The new setup has also benefitted from performance improvements: testing of a 100-box environment shows that MicroCloud takes only 4 minutes to build – a 20% faster build time than CEROC’s previous solution. This ensures that the new solution can be scaled with greater ease.

The new build also brings enhanced security, thanks to the streamlined security maintenance commitment delivered by Ubuntu Pro. This provides the long-term security, compliance, and operational predictability that they need as a major educational institution.
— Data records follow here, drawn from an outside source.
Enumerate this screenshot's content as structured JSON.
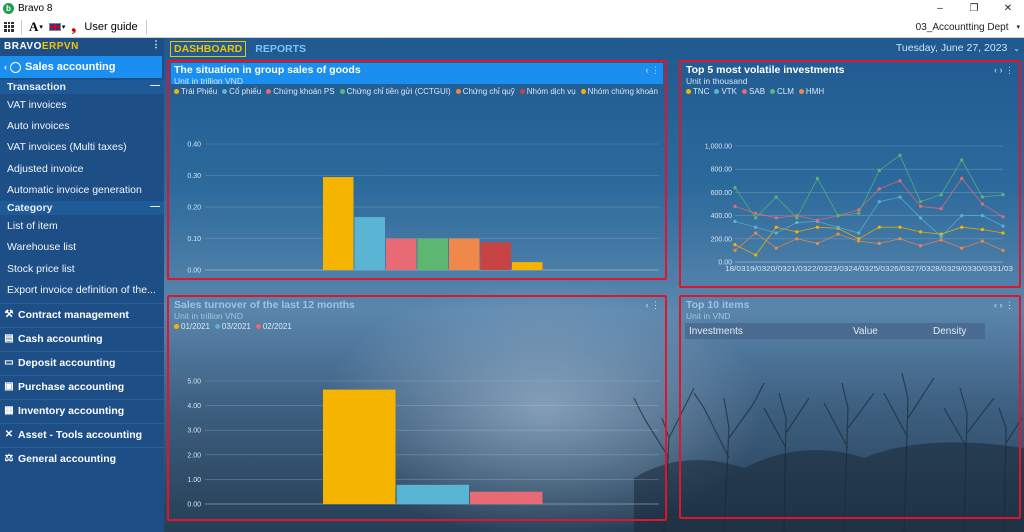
{
  "window": {
    "app_title": "Bravo 8"
  },
  "toolbar": {
    "font_label": "A",
    "user_guide_label": "User guide",
    "department": "03_Accountting Dept"
  },
  "sidebar": {
    "brand": {
      "part1": "BRAVO ",
      "part2": "ERPVN"
    },
    "active_module": "Sales accounting",
    "groups": [
      {
        "title": "Transaction",
        "items": [
          "VAT invoices",
          "Auto invoices",
          "VAT invoices (Multi taxes)",
          "Adjusted invoice",
          "Automatic invoice generation"
        ]
      },
      {
        "title": "Category",
        "items": [
          "List of item",
          "Warehouse list",
          "Stock price list",
          "Export invoice definition of the..."
        ]
      }
    ],
    "modules": [
      "Contract management",
      "Cash accounting",
      "Deposit accounting",
      "Purchase accounting",
      "Inventory accounting",
      "Asset - Tools accounting",
      "General accounting"
    ]
  },
  "tabs": {
    "dashboard": "DASHBOARD",
    "reports": "REPORTS"
  },
  "date_label": "Tuesday, June 27, 2023",
  "panels": {
    "group_sales": {
      "title": "The situation in group sales of goods",
      "subtitle": "Unit in trillion VND"
    },
    "volatile": {
      "title": "Top 5 most volatile investments",
      "subtitle": "Unit in thousand"
    },
    "turnover": {
      "title": "Sales turnover of the last 12 months",
      "subtitle": "Unit in trillion VND"
    },
    "top_items": {
      "title": "Top 10 items",
      "subtitle": "Unit in  VND",
      "columns": [
        "Investments",
        "Value",
        "Density"
      ]
    }
  },
  "colors": {
    "sidebar": "#1d4f86",
    "active": "#1a8ff0",
    "accent": "#f7c300",
    "panel_border": "#e0152d"
  },
  "chart_data": [
    {
      "type": "bar",
      "title": "The situation in group sales of goods",
      "subtitle": "Unit in trillion VND",
      "series": [
        {
          "name": "Trái Phiếu",
          "value": 0.295,
          "color": "#f5b400"
        },
        {
          "name": "Cổ phiếu",
          "value": 0.168,
          "color": "#5ab4d4"
        },
        {
          "name": "Chứng khoán PS",
          "value": 0.1,
          "color": "#e86a74"
        },
        {
          "name": "Chứng chỉ tiền gửi (CCTGUI)",
          "value": 0.1,
          "color": "#5cb870"
        },
        {
          "name": "Chứng chỉ quỹ",
          "value": 0.1,
          "color": "#f0884a"
        },
        {
          "name": "Nhóm dịch vụ",
          "value": 0.088,
          "color": "#c84444"
        },
        {
          "name": "Nhóm chứng khoán",
          "value": 0.025,
          "color": "#f5b400"
        }
      ],
      "y_ticks": [
        "0.00",
        "0.10",
        "0.20",
        "0.30",
        "0.40"
      ],
      "ylim": [
        0,
        0.4
      ]
    },
    {
      "type": "line",
      "title": "Top 5 most volatile investments",
      "subtitle": "Unit in thousand",
      "x": [
        "18/03",
        "19/03",
        "20/03",
        "21/03",
        "22/03",
        "23/03",
        "24/03",
        "25/03",
        "26/03",
        "27/03",
        "28/03",
        "29/03",
        "30/03",
        "31/03"
      ],
      "x_tick_text": "18/0319/0320/0321/0322/0323/0324/0325/0326/0327/0328/0329/0330/0331/03",
      "y_ticks": [
        "0.00",
        "200.00",
        "400.00",
        "600.00",
        "800.00",
        "1,000.00"
      ],
      "ylim": [
        0,
        1000
      ],
      "series": [
        {
          "name": "TNC",
          "color": "#f5b400",
          "values": [
            150,
            60,
            300,
            260,
            300,
            290,
            200,
            300,
            300,
            260,
            240,
            300,
            280,
            250
          ]
        },
        {
          "name": "VTK",
          "color": "#5ab4d4",
          "values": [
            350,
            300,
            250,
            340,
            350,
            300,
            250,
            520,
            560,
            380,
            220,
            400,
            400,
            310
          ]
        },
        {
          "name": "SAB",
          "color": "#e86a74",
          "values": [
            480,
            420,
            380,
            400,
            360,
            400,
            450,
            630,
            700,
            480,
            460,
            720,
            500,
            390
          ]
        },
        {
          "name": "CLM",
          "color": "#5cb870",
          "values": [
            640,
            380,
            560,
            380,
            720,
            400,
            420,
            790,
            920,
            520,
            580,
            880,
            560,
            580
          ]
        },
        {
          "name": "HMH",
          "color": "#f0884a",
          "values": [
            100,
            250,
            120,
            200,
            160,
            240,
            180,
            160,
            200,
            140,
            190,
            120,
            180,
            100
          ]
        }
      ]
    },
    {
      "type": "bar",
      "title": "Sales turnover of the last 12 months",
      "subtitle": "Unit in trillion VND",
      "series": [
        {
          "name": "01/2021",
          "value": 4.65,
          "color": "#f5b400"
        },
        {
          "name": "03/2021",
          "value": 0.78,
          "color": "#5ab4d4"
        },
        {
          "name": "02/2021",
          "value": 0.5,
          "color": "#e86a74"
        }
      ],
      "y_ticks": [
        "0.00",
        "1.00",
        "2.00",
        "3.00",
        "4.00",
        "5.00"
      ],
      "ylim": [
        0,
        5
      ]
    }
  ]
}
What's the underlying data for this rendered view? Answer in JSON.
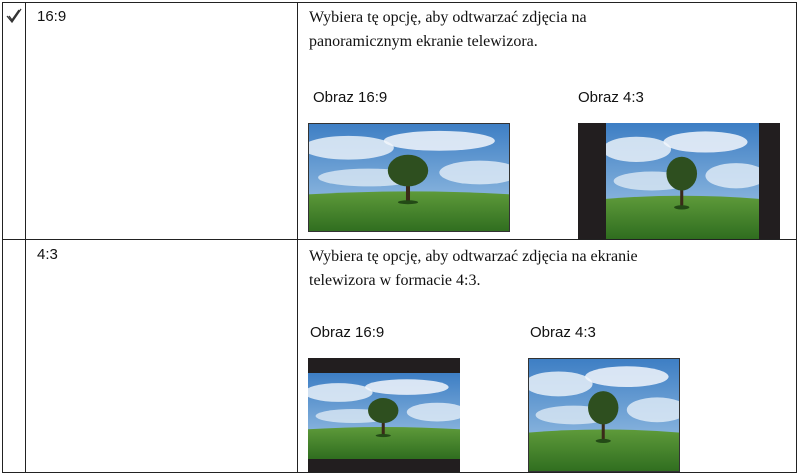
{
  "rows": [
    {
      "label": "16:9",
      "description": [
        "Wybiera tę opcję, aby odtwarzać zdjęcia na",
        "panoramicznym ekranie telewizora."
      ],
      "images": [
        "Obraz 16:9",
        "Obraz 4:3"
      ]
    },
    {
      "label": "4:3",
      "description": [
        "Wybiera tę opcję, aby odtwarzać zdjęcia na ekranie",
        "telewizora w formacie 4:3."
      ],
      "images": [
        "Obraz 16:9",
        "Obraz 4:3"
      ]
    }
  ]
}
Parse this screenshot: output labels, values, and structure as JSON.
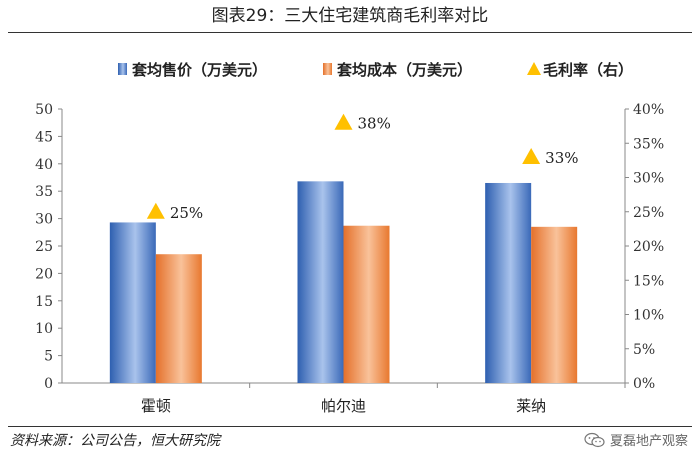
{
  "title": "图表29：三大住宅建筑商毛利率对比",
  "source": "资料来源：公司公告，恒大研究院",
  "watermark": {
    "text": "夏磊地产观察",
    "icon": "wechat-icon"
  },
  "colors": {
    "price": "#4472c4",
    "cost": "#ed7d31",
    "margin": "#ffc000"
  },
  "chart_data": {
    "type": "bar",
    "categories": [
      "霍顿",
      "帕尔迪",
      "莱纳"
    ],
    "series": [
      {
        "name": "套均售价（万美元）",
        "type": "bar",
        "axis": "left",
        "values": [
          29.3,
          36.8,
          36.5
        ]
      },
      {
        "name": "套均成本（万美元）",
        "type": "bar",
        "axis": "left",
        "values": [
          23.5,
          28.7,
          28.5
        ]
      },
      {
        "name": "毛利率（右）",
        "type": "scatter",
        "marker": "triangle",
        "axis": "right",
        "values": [
          0.25,
          0.38,
          0.33
        ],
        "labels": [
          "25%",
          "38%",
          "33%"
        ]
      }
    ],
    "y_left": {
      "min": 0,
      "max": 50,
      "ticks": [
        "0",
        "5",
        "10",
        "15",
        "20",
        "25",
        "30",
        "35",
        "40",
        "45",
        "50"
      ]
    },
    "y_right": {
      "min": 0,
      "max": 0.4,
      "ticks": [
        "0%",
        "5%",
        "10%",
        "15%",
        "20%",
        "25%",
        "30%",
        "35%",
        "40%"
      ]
    },
    "legend": {
      "position": "top"
    },
    "grid": false
  }
}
Beyond stability and economics, the migration gave CEROC the opportunity to rebuild, refresh, and optimize decades-old systems, while allowing for new and cutting-edge technology. With this large-scale migration, CEROC successfully rebuilt their entire automation pipeline and created new automations to manage IP address allocation. MicroCloud, running on Ubuntu, was naturally compatible with the NVIDIA AI Enterprise stack, allowing the university to pursue machine learning and quantum computing research within the same virtualized environment used for basic labs.

This new MicroCloud setup also respects the university’s outreach mission: with it, the university can share their research and tools with the K-12 schools, community colleges, and community colleges that need them most – without the traditional enterprise subscription costs.


“We were able to evaluate MicroCloud in a test environment before deploying it to the production cluster. The documentation and support resources were extremely useful during the migration, and the project was completed in time for the start of the semester, which was incredible.”